After Death, Don’t Leave Your Loved Ones This Headache

This week’s Slott Report Mailbag looks into beneficiaries, inherited IRAs, RMDs and annuities. As always, we recommend you work with a competent, educated financial advisor to keep your retirement nest egg safe and secure.


A spouse inherits a Savings and Investment Plan from her husband at his death. She fails to name her beneficiaries, and has been taking RMDs until her own death this past October. The employer distributes accounts to her estate (in process) because no beneficiaries were on file.
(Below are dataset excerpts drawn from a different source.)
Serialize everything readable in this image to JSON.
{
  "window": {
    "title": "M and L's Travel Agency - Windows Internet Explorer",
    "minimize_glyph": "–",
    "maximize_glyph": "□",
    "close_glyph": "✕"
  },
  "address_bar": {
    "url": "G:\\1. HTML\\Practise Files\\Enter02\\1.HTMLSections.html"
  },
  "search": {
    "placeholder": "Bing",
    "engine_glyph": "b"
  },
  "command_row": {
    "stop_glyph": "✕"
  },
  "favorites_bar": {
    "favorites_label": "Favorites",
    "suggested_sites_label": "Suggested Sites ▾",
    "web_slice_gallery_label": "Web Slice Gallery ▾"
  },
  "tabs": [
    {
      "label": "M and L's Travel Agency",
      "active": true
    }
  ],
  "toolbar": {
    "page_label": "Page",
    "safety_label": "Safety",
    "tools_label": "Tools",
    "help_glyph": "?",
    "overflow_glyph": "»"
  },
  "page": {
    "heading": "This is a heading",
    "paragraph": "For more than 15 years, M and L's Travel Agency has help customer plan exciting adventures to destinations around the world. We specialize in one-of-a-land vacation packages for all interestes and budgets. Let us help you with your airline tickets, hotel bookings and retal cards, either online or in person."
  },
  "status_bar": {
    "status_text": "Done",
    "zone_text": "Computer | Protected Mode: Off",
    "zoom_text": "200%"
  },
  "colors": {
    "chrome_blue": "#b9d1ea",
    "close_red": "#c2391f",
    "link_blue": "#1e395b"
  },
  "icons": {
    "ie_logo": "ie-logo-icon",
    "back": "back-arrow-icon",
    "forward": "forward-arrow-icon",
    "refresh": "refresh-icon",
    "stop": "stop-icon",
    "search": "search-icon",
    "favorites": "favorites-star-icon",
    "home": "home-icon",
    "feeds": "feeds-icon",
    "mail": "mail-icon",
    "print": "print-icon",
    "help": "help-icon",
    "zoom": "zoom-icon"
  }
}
Can her only heirs, her two sons, effect rollovers to respective Inherited IRAs as we are well within the 60 day rule? Or do they lose eligibility to do so when it was paid to the estate? Can the sons still provide evidence of beneficiary status after the fact?

Thank you. – Lou


There is no way to roll over those funds into inherited IRAs. An estate is a non-spouse beneficiary, and a non-spouse beneficiary cannot do a rollover. The distributed funds are taxable, and there’s nothing that can be done at this point to stop that.


Hello Mr. Slott,

I met you years ago at the AZ estate planners council.  I just read your article about annuitized IRA accounts not being able to be calculated toward your RMD of other annuities.  My confusion is around the Fair Market Value the insurance companies send out every year.  I would have assumed you could use that to determine that there was excess which could then reduce the withdrawal from another IRA?

Is there a reason my thought is way off?

Thank you. – Darren


There are a lot of grey areas when it comes to IRAs and annuities. That said, if you’re annuitizing a contract over a life expectancy or over a joint life expectancy, it’s not going to be able to be aggregated with other accounts. Essentially, once annuitized in such a manner, the annuity becomes a pension.